Flower Boy

Flower Boy

100 Best Albums Tyler, the Creator had always peddled in the personal: Even when he was the enfant terrible of underground hip-hop, his most provocative and irony-soaked albums still provided open windows into his anxiety and self-loathing. However, his fourth album, 2017’s Flower Boy, was the moment Tyler fully embraced his role as bloodletting diarist. The introspective album stripped away the shock and fully embraced expressions of lovesickness and loneliness, growing and blooming like the flowers that dot the art and lyrics. He emerges as a pan-genre auteur, as likely to spit rhymes as croon in a Pharrell-ian falsetto, landing somewhere at the intersection of hip-hop, neo-soul, and chilled jazz. The metamorphosis resulted in his first platinum album and his first Grammy nomination, beginning a thrilling second chapter to his career. Lead single “911 / Mr. Lonely” is almost confessional in its self-examination, with Tyler musing on his trademark extroversion being a coping mechanism, buying cars to fill a void in his life, and basically yearning for someone to share it all with: “I’m the loneliest man alive/But I keep on dancing to throw ’em off,” he raps. “Boredom” is a more immediate look at seclusion, and “November” tackles a laundry list of insecurities over lush synths. “A lot of the songs just have questions, it’s just like, ‘How am I feeling today? What if I go poor again?

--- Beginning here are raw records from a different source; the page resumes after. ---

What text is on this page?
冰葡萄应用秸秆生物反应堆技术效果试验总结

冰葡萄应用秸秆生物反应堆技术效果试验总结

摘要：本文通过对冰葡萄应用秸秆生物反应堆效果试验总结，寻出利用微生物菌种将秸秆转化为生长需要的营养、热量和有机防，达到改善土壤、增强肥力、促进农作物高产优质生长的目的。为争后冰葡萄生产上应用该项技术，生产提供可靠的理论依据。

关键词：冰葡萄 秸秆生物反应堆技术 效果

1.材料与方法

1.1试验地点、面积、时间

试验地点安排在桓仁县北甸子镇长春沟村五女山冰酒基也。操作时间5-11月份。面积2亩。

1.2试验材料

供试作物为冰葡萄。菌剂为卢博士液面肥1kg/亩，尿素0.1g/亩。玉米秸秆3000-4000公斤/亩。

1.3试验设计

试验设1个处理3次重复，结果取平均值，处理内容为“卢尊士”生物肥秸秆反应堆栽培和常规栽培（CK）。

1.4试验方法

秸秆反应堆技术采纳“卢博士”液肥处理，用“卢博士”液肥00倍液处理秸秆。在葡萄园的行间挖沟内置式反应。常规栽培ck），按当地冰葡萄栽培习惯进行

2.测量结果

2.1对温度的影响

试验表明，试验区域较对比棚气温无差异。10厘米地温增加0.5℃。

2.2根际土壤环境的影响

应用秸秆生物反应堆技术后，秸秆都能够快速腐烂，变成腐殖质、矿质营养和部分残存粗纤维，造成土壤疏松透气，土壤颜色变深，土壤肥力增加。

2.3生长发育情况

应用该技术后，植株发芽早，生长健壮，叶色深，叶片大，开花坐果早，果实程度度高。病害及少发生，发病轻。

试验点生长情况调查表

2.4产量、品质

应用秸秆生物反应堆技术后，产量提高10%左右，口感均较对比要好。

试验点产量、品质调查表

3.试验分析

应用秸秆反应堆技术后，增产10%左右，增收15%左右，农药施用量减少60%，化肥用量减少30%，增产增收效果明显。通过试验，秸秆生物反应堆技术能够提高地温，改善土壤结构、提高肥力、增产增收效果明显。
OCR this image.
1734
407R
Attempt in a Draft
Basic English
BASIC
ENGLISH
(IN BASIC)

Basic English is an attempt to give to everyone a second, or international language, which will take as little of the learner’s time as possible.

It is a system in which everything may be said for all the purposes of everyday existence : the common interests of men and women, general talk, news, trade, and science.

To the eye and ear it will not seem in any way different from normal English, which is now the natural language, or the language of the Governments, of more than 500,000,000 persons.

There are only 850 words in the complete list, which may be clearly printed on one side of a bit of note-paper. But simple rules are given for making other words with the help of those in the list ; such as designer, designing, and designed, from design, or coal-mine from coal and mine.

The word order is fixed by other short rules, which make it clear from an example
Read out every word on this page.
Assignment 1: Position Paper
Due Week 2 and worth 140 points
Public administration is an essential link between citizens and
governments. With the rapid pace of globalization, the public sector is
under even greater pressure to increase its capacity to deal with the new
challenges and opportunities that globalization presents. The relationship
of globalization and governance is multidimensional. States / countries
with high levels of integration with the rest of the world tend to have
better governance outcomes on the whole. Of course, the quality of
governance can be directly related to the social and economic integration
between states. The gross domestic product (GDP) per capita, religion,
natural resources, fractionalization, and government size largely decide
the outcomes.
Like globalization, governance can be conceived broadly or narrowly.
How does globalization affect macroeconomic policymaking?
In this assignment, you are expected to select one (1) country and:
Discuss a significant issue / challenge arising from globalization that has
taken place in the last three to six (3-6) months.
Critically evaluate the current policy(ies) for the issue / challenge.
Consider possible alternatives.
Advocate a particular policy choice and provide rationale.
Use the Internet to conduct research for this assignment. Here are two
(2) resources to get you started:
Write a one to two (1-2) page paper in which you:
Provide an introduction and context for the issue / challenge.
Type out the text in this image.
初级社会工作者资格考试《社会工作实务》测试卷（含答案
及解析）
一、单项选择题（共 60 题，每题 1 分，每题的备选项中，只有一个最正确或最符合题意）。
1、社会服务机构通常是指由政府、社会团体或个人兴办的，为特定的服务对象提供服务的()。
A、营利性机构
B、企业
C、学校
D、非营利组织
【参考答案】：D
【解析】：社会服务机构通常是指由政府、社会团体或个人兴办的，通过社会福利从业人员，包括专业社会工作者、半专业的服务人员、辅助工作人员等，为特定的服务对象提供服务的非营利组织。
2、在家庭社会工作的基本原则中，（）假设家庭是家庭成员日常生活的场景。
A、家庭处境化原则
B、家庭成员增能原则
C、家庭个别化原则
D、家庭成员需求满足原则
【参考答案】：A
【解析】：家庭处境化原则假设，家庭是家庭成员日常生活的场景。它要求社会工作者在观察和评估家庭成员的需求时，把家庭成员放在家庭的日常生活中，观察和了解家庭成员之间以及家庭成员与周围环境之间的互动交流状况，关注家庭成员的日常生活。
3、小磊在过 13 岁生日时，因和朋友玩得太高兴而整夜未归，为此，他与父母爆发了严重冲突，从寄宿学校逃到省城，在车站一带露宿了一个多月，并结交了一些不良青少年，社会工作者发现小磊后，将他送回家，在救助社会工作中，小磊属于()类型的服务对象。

What if it doesn’t work?’” Tyler said. “And then that’s how a lot of the songs just happened.” Vulnerable love songs like “See You Again” and “Glitter” had people speculating about his sexuality (he came out as bisexual shortly after the album’s release), but regardless of the specifics, they are both evocative looks at infatuation that recall Erykah Badu and Outkast. “Garden Shed”—part Stevie, part D’Angelo—features rubbed-raw guitar and lyrics about holding a secret inside, with Estelle singing lines like “Don’t kill a rose before it could bloom/Fly, baby, fly, out the cocoon.” In many ways, Flower Boy was prescient about where music was going as a whole, thanks to early appearances from emerging bedroom-pop star Rex Orange County and future hitmakers like Steve Lacy and Kali Uchis. Though Tyler surrounds himself with a packed guest list of friends (Frank Ocean), heroes (Pharrell Williams), and rap superstars (A$AP Rocky, Lil Wayne, Schoolboy Q), Flower Boy is still a deeply personal statement from a one-of-a-kind artist.